Cover the bottom of a soup pot with oil. Add the vegetables and burn them. Add sugar or honey and continue burning. Add tomato paste and cook until the paste becomes brown. Add the wine, reduce it until none is left and it is absorbed into the vegetables.
Add the bay leaves, pepper and bones, cover with water, bring to a boil, reduce heat and simmer for at least five hours.
Reserve 4 cups for the soup. The rest can be used with other dishes.
Confit Tomatoes 6 Tamar (Roma) tomatoes, sliced Olive oil 1 Tbsp. crushed garlic Salt and black pepper to taste Juice of 2 lemons
Place tomatoes in a small baking pan. Cover with oil.
Add garlic, salt, pepper and lemon juice. Bake in 150ºC oven until golden brown (about 40 minutes). Strain off oil and garlic and save for another use.

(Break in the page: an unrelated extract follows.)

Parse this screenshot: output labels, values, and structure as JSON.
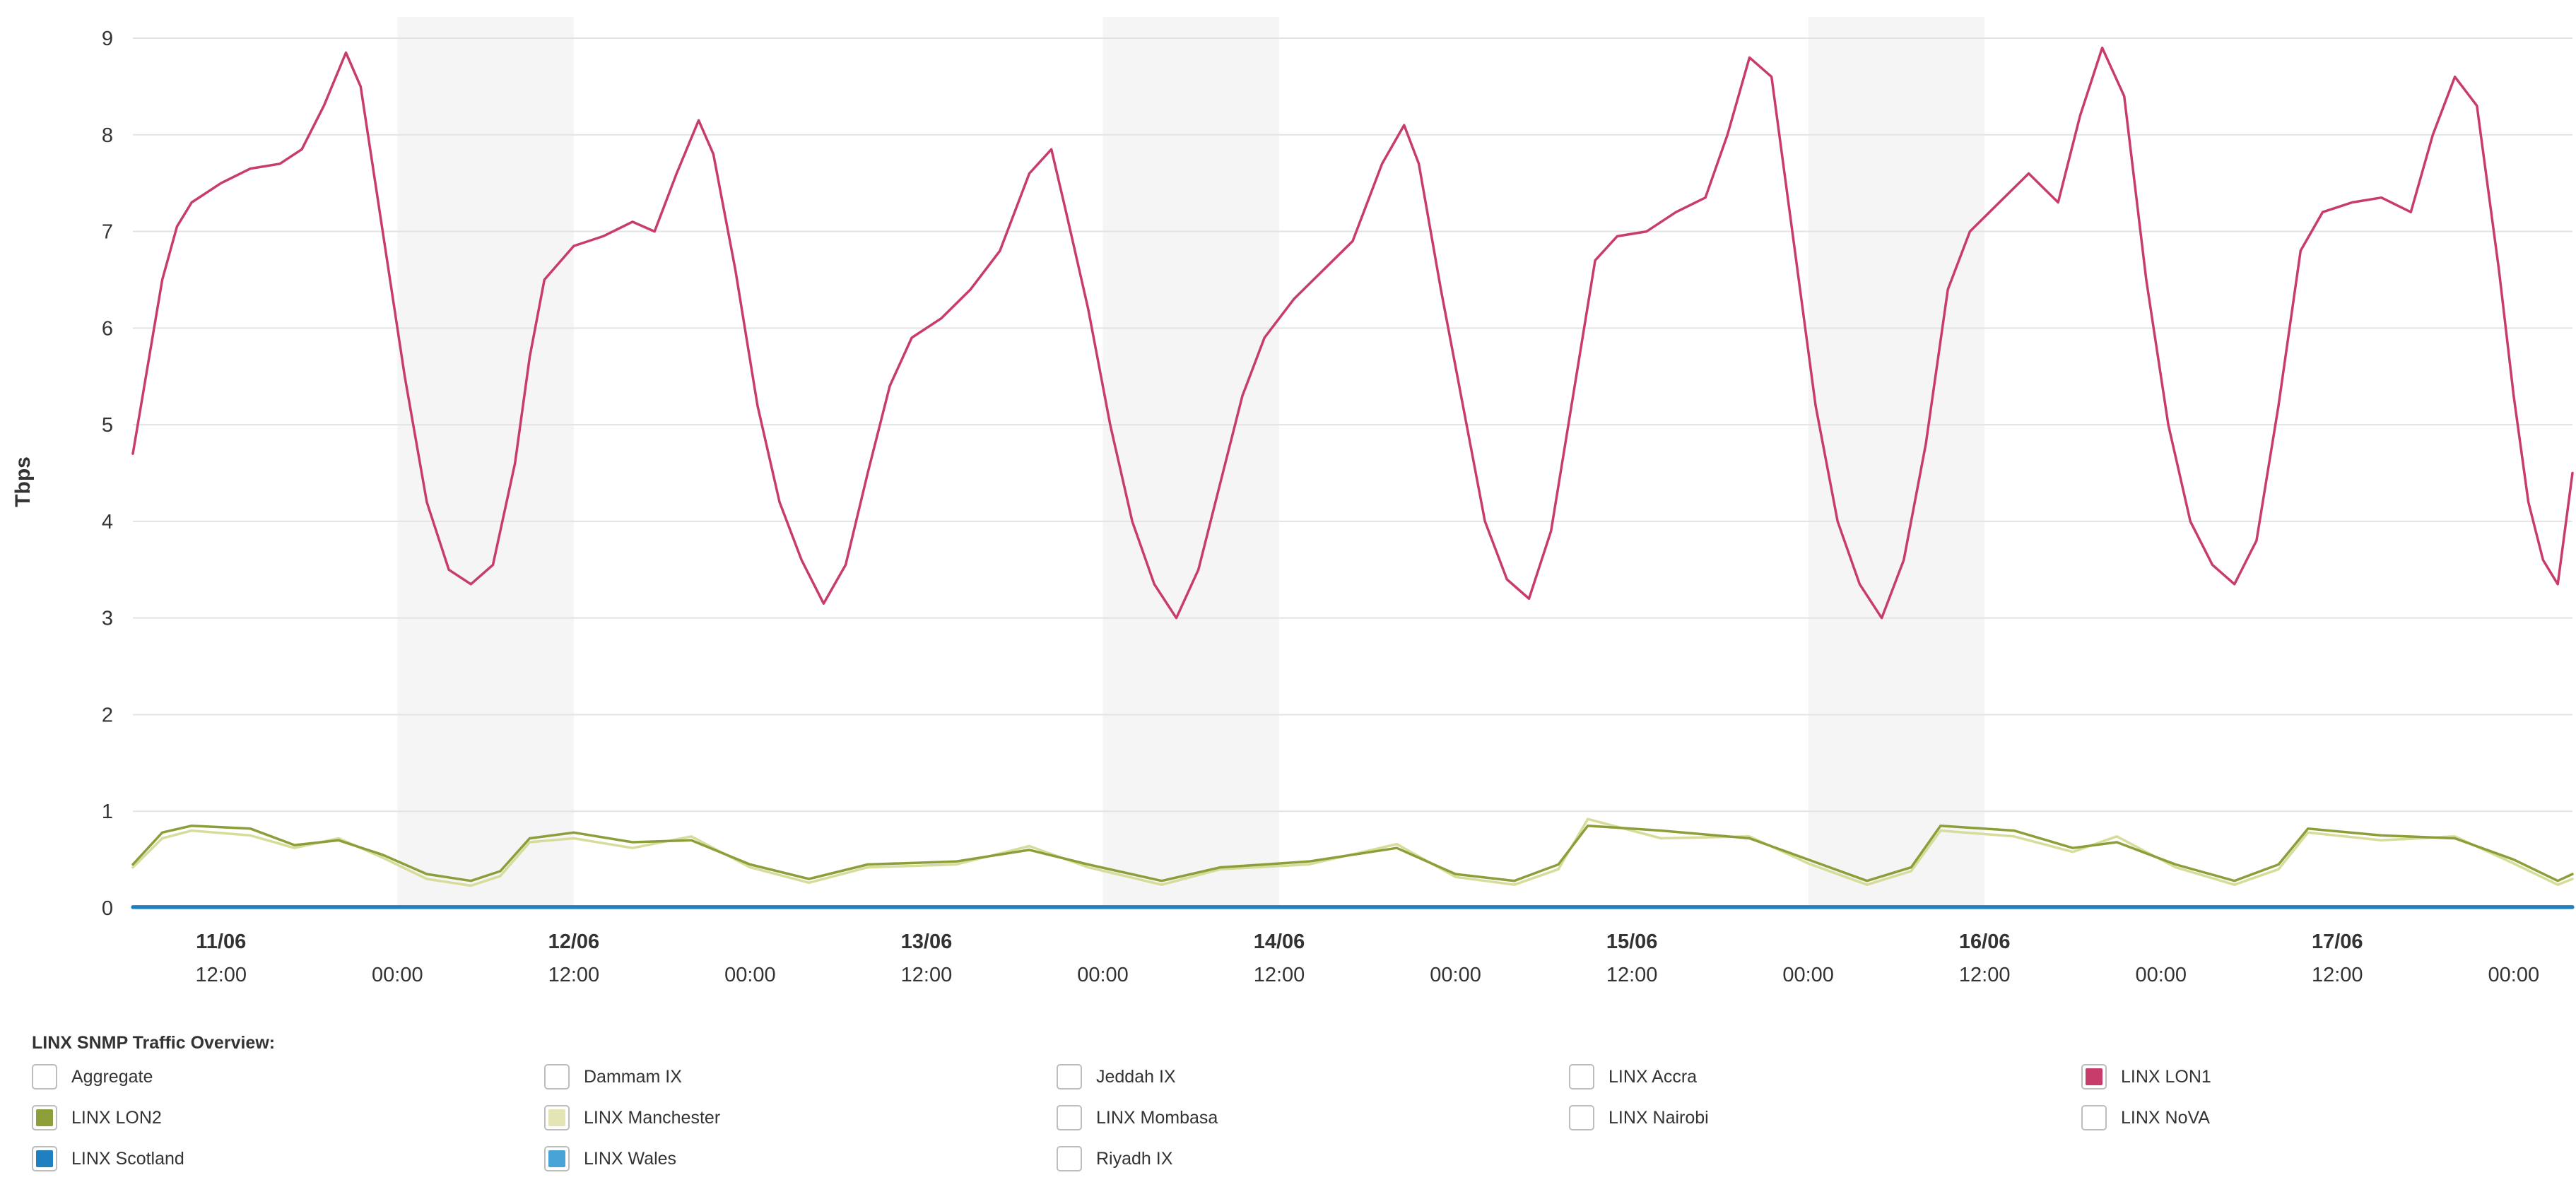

Eggplant 2 large eggplants Remove skin and fry until brown or bake with the skin until soft or roast over an open flame until soft. If baking or roasting, the remove skin.
Saute tomatoes in soup pot for one to two minutes.
Add eggplant and mix with single-blade electric mixer.
Add 4 cups of stock, bring to a boil and cook 2 minutes.
Turn off heat and continue to mix with electric mixer until smooth.